The Law does not give the VA legal permission to
demand a third-party explanation of benefits. VA Form 10-7078 requires medical
expense information. By Law, the provider or the veteran, in the case of
reimbursement, must reconcile other payouts before invoicing the VA.
The MAA bureaucratic negligence is the VA not
providing the provider or the veteran an explanation of benefits as soon as the
provider submits the invoice. Instead, the VA uses the Goodwill Grant to
determine the status of the private insurance payouts. If the insurance
deductible is not meet or the policy has copays, the VA because of the
regulation, immediately denies payment to the provider. Without the EOB neither
the provider nor the veteran can establish financial obligations.

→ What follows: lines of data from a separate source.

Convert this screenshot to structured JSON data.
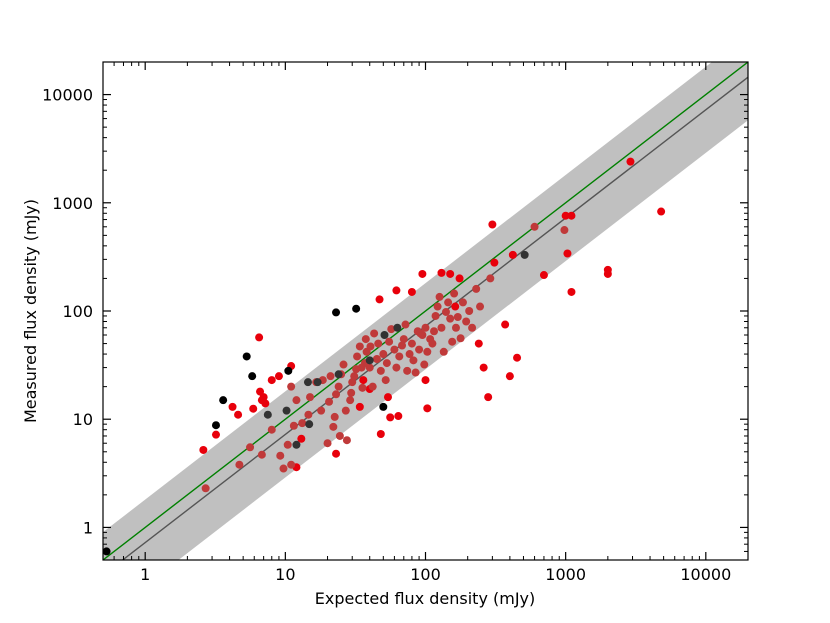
{
  "chart_data": {
    "type": "scatter",
    "title": "",
    "xlabel": "Expected flux density (mJy)",
    "ylabel": "Measured flux density (mJy)",
    "xscale": "log",
    "yscale": "log",
    "xlim": [
      0.5,
      20000
    ],
    "ylim": [
      0.5,
      20000
    ],
    "x_ticks": [
      1,
      10,
      100,
      1000,
      10000
    ],
    "x_tick_labels": [
      "1",
      "10",
      "100",
      "1000",
      "10000"
    ],
    "y_ticks": [
      1,
      10,
      100,
      1000,
      10000
    ],
    "y_tick_labels": [
      "1",
      "10",
      "100",
      "1000",
      "10000"
    ],
    "grid": false,
    "colors": {
      "band": "#c0c0c0",
      "unity_line": "#008000",
      "fit_line": "#555555",
      "red": "#e8000b",
      "darkred": "#c03a3a",
      "black": "#000000",
      "darkgray": "#333333"
    },
    "band": {
      "lower_factor": 0.4,
      "upper_factor": 2.5,
      "fit_slope": 0.7236
    },
    "lines": [
      {
        "name": "unity",
        "slope": 1.0,
        "color_key": "unity_line"
      },
      {
        "name": "fit",
        "slope": 0.7236,
        "color_key": "fit_line"
      }
    ],
    "series": [
      {
        "name": "red",
        "color_key": "red",
        "points": [
          [
            2.6,
            5.2
          ],
          [
            3.2,
            7.2
          ],
          [
            4.2,
            13
          ],
          [
            4.6,
            11
          ],
          [
            5.9,
            12.5
          ],
          [
            6.5,
            57
          ],
          [
            6.6,
            18
          ],
          [
            6.8,
            15
          ],
          [
            7,
            16
          ],
          [
            7.2,
            14
          ],
          [
            8,
            23
          ],
          [
            9,
            25
          ],
          [
            11,
            31
          ],
          [
            12,
            3.6
          ],
          [
            13,
            6.6
          ],
          [
            23,
            4.8
          ],
          [
            34,
            13
          ],
          [
            36,
            23
          ],
          [
            40,
            19
          ],
          [
            47,
            128
          ],
          [
            48,
            7.3
          ],
          [
            54,
            16
          ],
          [
            56,
            10.4
          ],
          [
            62,
            155
          ],
          [
            64,
            10.7
          ],
          [
            80,
            150
          ],
          [
            95,
            220
          ],
          [
            100,
            23
          ],
          [
            103,
            12.6
          ],
          [
            130,
            225
          ],
          [
            150,
            220
          ],
          [
            163,
            110
          ],
          [
            175,
            200
          ],
          [
            240,
            50
          ],
          [
            260,
            30
          ],
          [
            280,
            16
          ],
          [
            300,
            630
          ],
          [
            310,
            280
          ],
          [
            370,
            75
          ],
          [
            400,
            25
          ],
          [
            420,
            330
          ],
          [
            450,
            37
          ],
          [
            700,
            215
          ],
          [
            1000,
            760
          ],
          [
            1030,
            340
          ],
          [
            1100,
            150
          ],
          [
            1100,
            760
          ],
          [
            2000,
            220
          ],
          [
            2000,
            240
          ],
          [
            2900,
            2400
          ],
          [
            4800,
            830
          ]
        ]
      },
      {
        "name": "darkred",
        "color_key": "darkred",
        "points": [
          [
            2.7,
            2.3
          ],
          [
            4.7,
            3.8
          ],
          [
            5.6,
            5.5
          ],
          [
            6.8,
            4.7
          ],
          [
            8,
            8
          ],
          [
            9.2,
            4.6
          ],
          [
            9.7,
            3.5
          ],
          [
            10.4,
            5.8
          ],
          [
            11,
            3.8
          ],
          [
            11,
            20
          ],
          [
            11.5,
            8.7
          ],
          [
            12,
            15
          ],
          [
            13.2,
            9.2
          ],
          [
            14.6,
            11
          ],
          [
            15,
            16
          ],
          [
            16.6,
            22
          ],
          [
            18,
            12
          ],
          [
            18.5,
            23
          ],
          [
            20,
            6
          ],
          [
            20.5,
            14.5
          ],
          [
            21,
            25
          ],
          [
            22,
            8.5
          ],
          [
            22.5,
            10.5
          ],
          [
            23,
            17
          ],
          [
            24,
            20
          ],
          [
            24.5,
            7
          ],
          [
            25,
            26
          ],
          [
            26,
            32
          ],
          [
            27,
            12
          ],
          [
            27.5,
            6.4
          ],
          [
            29,
            15
          ],
          [
            29.5,
            17.5
          ],
          [
            30,
            22
          ],
          [
            31,
            25
          ],
          [
            32,
            29
          ],
          [
            32.5,
            38
          ],
          [
            34,
            47
          ],
          [
            35,
            30
          ],
          [
            35.5,
            19.5
          ],
          [
            37,
            33
          ],
          [
            37.5,
            55
          ],
          [
            38,
            42
          ],
          [
            40,
            30
          ],
          [
            40.5,
            47
          ],
          [
            42,
            20
          ],
          [
            43,
            62
          ],
          [
            45,
            36
          ],
          [
            46,
            50
          ],
          [
            48,
            28
          ],
          [
            50,
            40
          ],
          [
            52,
            23
          ],
          [
            53,
            33
          ],
          [
            55,
            52
          ],
          [
            57,
            68
          ],
          [
            60,
            44
          ],
          [
            62,
            30
          ],
          [
            65,
            38
          ],
          [
            68,
            48
          ],
          [
            70,
            55
          ],
          [
            72,
            75
          ],
          [
            74,
            28
          ],
          [
            77,
            40
          ],
          [
            80,
            50
          ],
          [
            82,
            35
          ],
          [
            85,
            27
          ],
          [
            88,
            65
          ],
          [
            90,
            44
          ],
          [
            92,
            62
          ],
          [
            95,
            60
          ],
          [
            98,
            32
          ],
          [
            100,
            70
          ],
          [
            103,
            42
          ],
          [
            108,
            55
          ],
          [
            112,
            50
          ],
          [
            115,
            65
          ],
          [
            118,
            90
          ],
          [
            122,
            110
          ],
          [
            126,
            135
          ],
          [
            130,
            70
          ],
          [
            135,
            42
          ],
          [
            140,
            98
          ],
          [
            145,
            120
          ],
          [
            150,
            85
          ],
          [
            155,
            52
          ],
          [
            160,
            145
          ],
          [
            165,
            70
          ],
          [
            170,
            88
          ],
          [
            178,
            56
          ],
          [
            185,
            120
          ],
          [
            195,
            80
          ],
          [
            205,
            100
          ],
          [
            215,
            70
          ],
          [
            230,
            160
          ],
          [
            245,
            110
          ],
          [
            290,
            200
          ],
          [
            600,
            600
          ],
          [
            980,
            560
          ]
        ]
      },
      {
        "name": "black",
        "color_key": "black",
        "points": [
          [
            0.53,
            0.6
          ],
          [
            3.2,
            8.8
          ],
          [
            3.6,
            15
          ],
          [
            5.3,
            38
          ],
          [
            5.8,
            25
          ],
          [
            10.5,
            28
          ],
          [
            23,
            97
          ],
          [
            32,
            105
          ],
          [
            50,
            13
          ]
        ]
      },
      {
        "name": "darkgray",
        "color_key": "darkgray",
        "points": [
          [
            7.5,
            11
          ],
          [
            10.2,
            12
          ],
          [
            12,
            5.8
          ],
          [
            14.5,
            22
          ],
          [
            14.8,
            9
          ],
          [
            17,
            22
          ],
          [
            24,
            26
          ],
          [
            40,
            35
          ],
          [
            51,
            60
          ],
          [
            63,
            70
          ],
          [
            510,
            330
          ]
        ]
      }
    ]
  }
}
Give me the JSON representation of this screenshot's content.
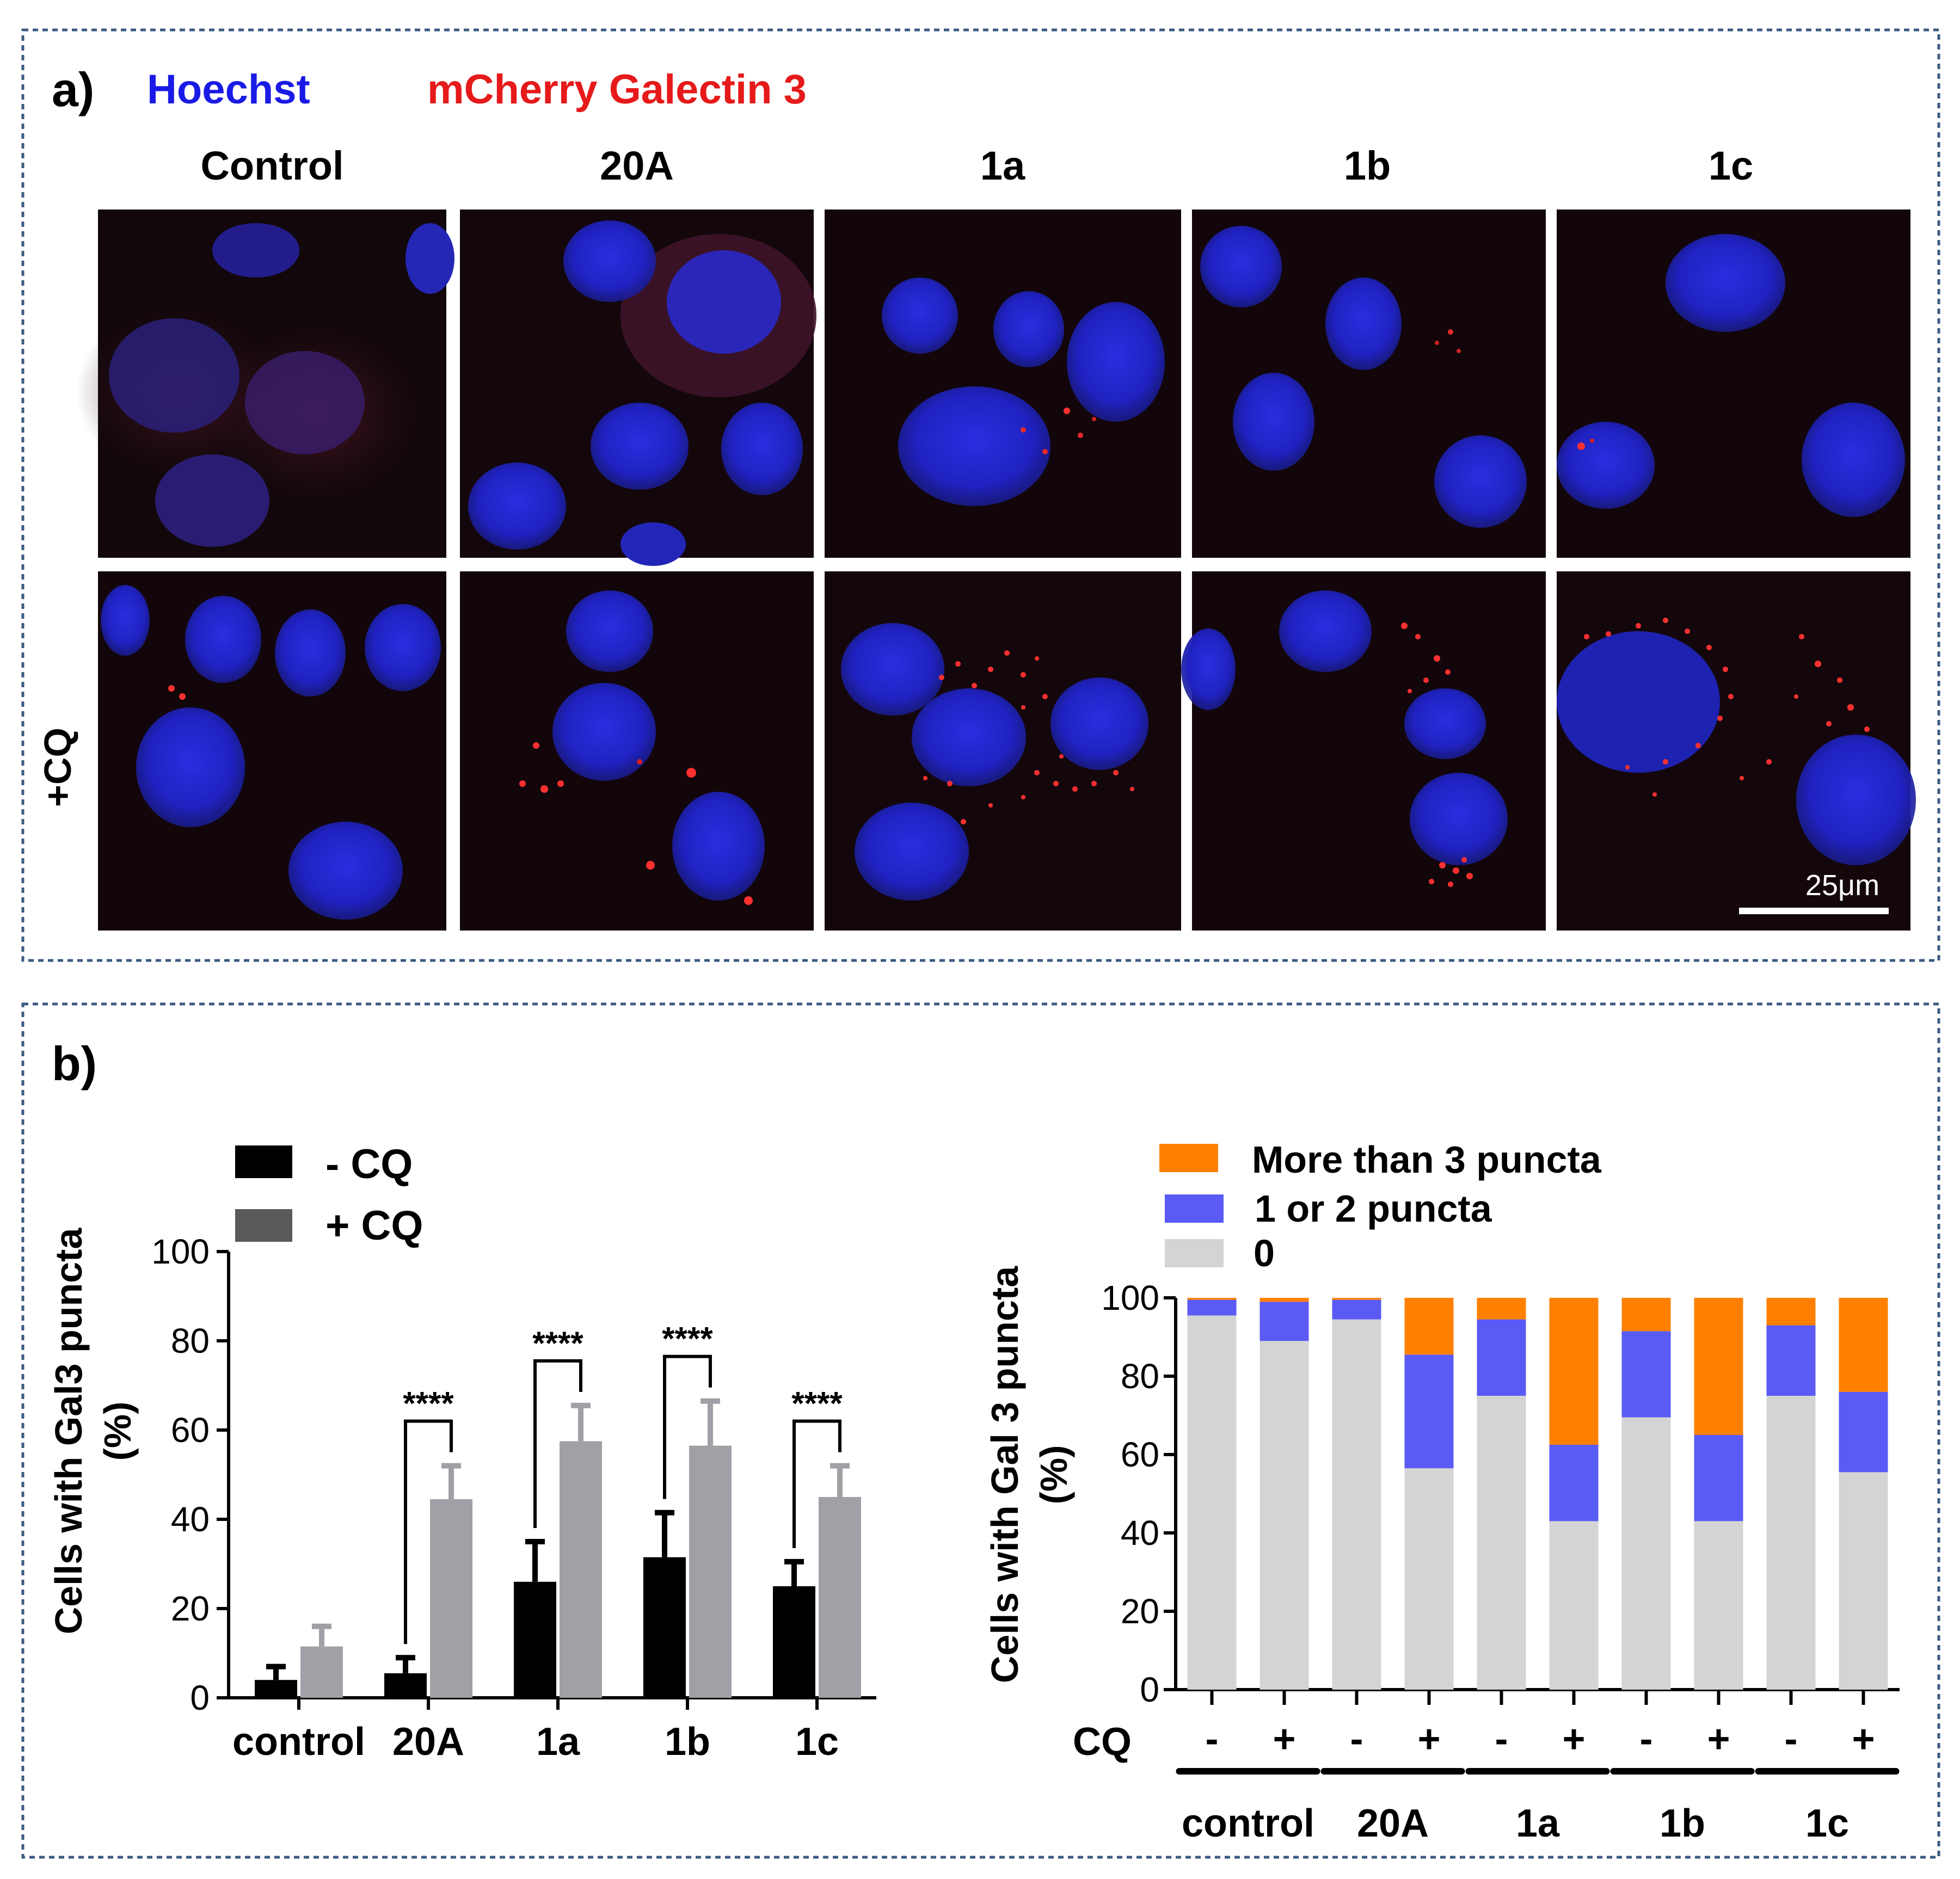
{
  "panel_a": {
    "label": "a)",
    "stains": {
      "hoechst": "Hoechst",
      "mcherry": "mCherry Galectin 3"
    },
    "columns": [
      "Control",
      "20A",
      "1a",
      "1b",
      "1c"
    ],
    "row_label": "+CQ",
    "scale_bar": "25μm",
    "colors": {
      "hoechst": "#1a1ae6",
      "mcherry": "#e61a1a",
      "nucleus": "#1f22c8",
      "background": "#12080c",
      "puncta": "#ff2a2a"
    }
  },
  "panel_b": {
    "label": "b)"
  },
  "chart_data": [
    {
      "type": "bar",
      "title": "",
      "xlabel": "",
      "ylabel": "Cells with Gal3 puncta (%)",
      "ylabel_lines": [
        "Cells with Gal3 puncta",
        "(%)"
      ],
      "ylim": [
        0,
        100
      ],
      "yticks": [
        "0",
        "20",
        "40",
        "60",
        "80",
        "100"
      ],
      "categories": [
        "control",
        "20A",
        "1a",
        "1b",
        "1c"
      ],
      "series": [
        {
          "name": "- CQ",
          "color": "#000000",
          "values": [
            4,
            5.5,
            26,
            31.5,
            25
          ],
          "errors": [
            3,
            3.5,
            9,
            10,
            5.5
          ]
        },
        {
          "name": "+ CQ",
          "color": "#a0a0a6",
          "values": [
            11.5,
            44.5,
            57.5,
            56.5,
            45
          ],
          "errors": [
            4.5,
            7.5,
            8,
            10,
            7
          ]
        }
      ],
      "legend": [
        "- CQ",
        "+ CQ"
      ],
      "legend_position": "top-left",
      "significance": {
        "label": "****",
        "categories": [
          "20A",
          "1a",
          "1b",
          "1c"
        ]
      }
    },
    {
      "type": "bar",
      "stacked": true,
      "title": "",
      "ylabel": "Cells with Gal 3 puncta (%)",
      "ylabel_lines": [
        "Cells with Gal 3 puncta",
        "(%)"
      ],
      "ylim": [
        0,
        100
      ],
      "yticks": [
        "0",
        "20",
        "40",
        "60",
        "80",
        "100"
      ],
      "cq_label": "CQ",
      "cq_states": [
        "-",
        "+",
        "-",
        "+",
        "-",
        "+",
        "-",
        "+",
        "-",
        "+"
      ],
      "groups": [
        "control",
        "20A",
        "1a",
        "1b",
        "1c"
      ],
      "series": [
        {
          "name": "0",
          "color": "#d4d4d4",
          "values": [
            95.5,
            89,
            94.5,
            56.5,
            75,
            43,
            69.5,
            43,
            75,
            55.5
          ]
        },
        {
          "name": "1 or 2 puncta",
          "color": "#5a5af5",
          "values": [
            4,
            10,
            5,
            29,
            19.5,
            19.5,
            22,
            22,
            18,
            20.5
          ]
        },
        {
          "name": "More than 3 puncta",
          "color": "#ff8000",
          "values": [
            0.5,
            1,
            0.5,
            14.5,
            5.5,
            37.5,
            8.5,
            35,
            7,
            24
          ]
        }
      ],
      "legend": [
        "More than 3 puncta",
        "1 or 2 puncta",
        "0"
      ],
      "legend_position": "top"
    }
  ]
}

VA Form 10-7078 does not include a data field for
the money total the provider receives from other payees. The data is
legally necessary to calculate the MAA. By Law, if the amount paid by other
payees (POP) exceed the MAA, the veteran owes nothing, and the VA has no
payout. Because the form does not include POP data, the VA breaks privacy laws
by demanding the insurance EOB.
Fix the form, fix the MAA standing.
Remember regulations are not the Law.
I am bewildered to not find a challenge on CFR
17.1005 (5) based on simple English alone not to be compliant with the
Law. Without a reimbursement invoice, the rest of the statute is
meaningless.
Notes:
38 CFR § 17.1005 - Payment limitations.